Logistics have been planned down to the smallest detail and technicians have been given precise instructions. It is now only approximately six weeks till the start of drupa 2004 (May 6 to 19) and preparations for the world's largest show of innovation in the printing and paper industry are now up to full speed. The first exhibitors have already started to construct their booths at the Dusseldorf exhibition center. However, despite the large numbers of forklifts, cranes and trucks present, all is calm. This is particularly evident in exhibition halls 1 and 2 where Heidelberger Druckmaschinen AG (Heidelberg) will be welcoming visitors. The market leader will be exhibiting a total of 50 machines in an area of approximately 7,800 m2. Given the impressive size of the machines – some are more than 30 meters long – precise timing, intuition and considerable lifting power are called for.
Franz Haaf is the main person in charge. The technical manager of Heidelberg's trade show presence has been in Dusseldorf since the beginning of March and is ready to respond to any potential surprise: "We have planned the set up stage in precise detail but thanks to the excellent and fast work of our technicians, we are gaining a bit of breathing space every day. This means that we can take any late deliveries or crane breakdowns in our stride."

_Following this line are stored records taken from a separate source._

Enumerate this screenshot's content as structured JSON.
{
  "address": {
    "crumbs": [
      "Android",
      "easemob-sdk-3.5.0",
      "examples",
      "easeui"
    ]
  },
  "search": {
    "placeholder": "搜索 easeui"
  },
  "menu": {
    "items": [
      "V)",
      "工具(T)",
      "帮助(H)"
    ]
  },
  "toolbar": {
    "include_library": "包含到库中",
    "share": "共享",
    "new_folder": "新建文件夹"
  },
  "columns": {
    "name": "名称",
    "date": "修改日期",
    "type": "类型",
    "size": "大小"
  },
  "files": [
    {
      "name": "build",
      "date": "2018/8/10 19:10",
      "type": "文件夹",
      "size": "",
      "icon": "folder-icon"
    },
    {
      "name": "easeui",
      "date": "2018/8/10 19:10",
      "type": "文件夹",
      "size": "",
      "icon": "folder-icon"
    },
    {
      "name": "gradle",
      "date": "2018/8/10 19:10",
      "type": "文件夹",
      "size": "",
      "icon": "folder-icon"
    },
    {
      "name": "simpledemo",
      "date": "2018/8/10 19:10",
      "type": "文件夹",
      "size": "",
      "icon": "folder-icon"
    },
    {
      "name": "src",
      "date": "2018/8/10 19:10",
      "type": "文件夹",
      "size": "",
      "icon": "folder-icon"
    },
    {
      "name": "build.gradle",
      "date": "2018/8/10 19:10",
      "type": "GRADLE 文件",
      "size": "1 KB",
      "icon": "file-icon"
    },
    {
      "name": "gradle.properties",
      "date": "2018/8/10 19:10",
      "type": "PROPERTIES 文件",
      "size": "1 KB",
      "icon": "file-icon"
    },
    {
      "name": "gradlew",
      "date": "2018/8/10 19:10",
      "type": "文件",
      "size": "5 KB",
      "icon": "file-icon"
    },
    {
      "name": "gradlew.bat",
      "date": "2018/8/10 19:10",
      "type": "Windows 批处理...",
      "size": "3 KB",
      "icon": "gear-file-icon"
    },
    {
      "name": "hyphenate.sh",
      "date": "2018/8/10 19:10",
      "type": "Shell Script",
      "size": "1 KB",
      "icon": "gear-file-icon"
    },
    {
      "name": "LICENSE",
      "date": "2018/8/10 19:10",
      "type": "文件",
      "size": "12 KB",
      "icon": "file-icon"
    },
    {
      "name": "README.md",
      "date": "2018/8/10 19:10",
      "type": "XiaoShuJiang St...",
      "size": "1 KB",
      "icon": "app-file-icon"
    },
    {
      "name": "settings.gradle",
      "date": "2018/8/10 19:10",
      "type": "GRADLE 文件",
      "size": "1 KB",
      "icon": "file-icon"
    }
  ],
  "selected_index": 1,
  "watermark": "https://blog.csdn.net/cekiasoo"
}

However, Haaf's team has yet to encounter any serious incidents, not even over the last few days when the Speedmaster SM 102-10-P6 sheetfed offset press with CutStar, weighing in at 100 tons and 22 meters long, was delivered. Heidelberg used six trucks to transport the press, which was dismantled over a period of two weeks in Wiesloch, the world's largest printing press production and assembly plant. Assembling the Speedmaster will also take around two weeks before the first pages can be printed. The special feature of the Speedmaster in its drupa specification is the CutStar, which weighs eight tons. The Cutstar
enables users to process reel stock instead of expensive sheeted paper while also maximizing productivity. The intention is for the Speedmaster to print a range of high-gloss brochures for German automotive manufacturers during the trade show.
However, in addition to building the machines, the Heidelberg staff in Dusseldorf first have to construct the booths from more than 320 tons of wood, steel, fastening materials and paint, not to mention 2,500 spotlights. Over 40 machines still have to be assembled in the weeks ahead. These include several new developments: "We are all proud of these machines, not least our Speedmaster, because they once again underline our leadership in terms of innovation", says Haaf. There are several machines which are already under wraps – but Haaf refuses to give away what is hidden under the tarpaulins. He prefers to look to the future: "We are well within schedule. In fact, we currently have a cushion of about half a day and we are sure it will be plain sailing right through to the traditional technicians' party." This party celebrates the moment when the machines are put into operation but Haaf's team still have several tons of material to deal with before they can start popping the champagne corks!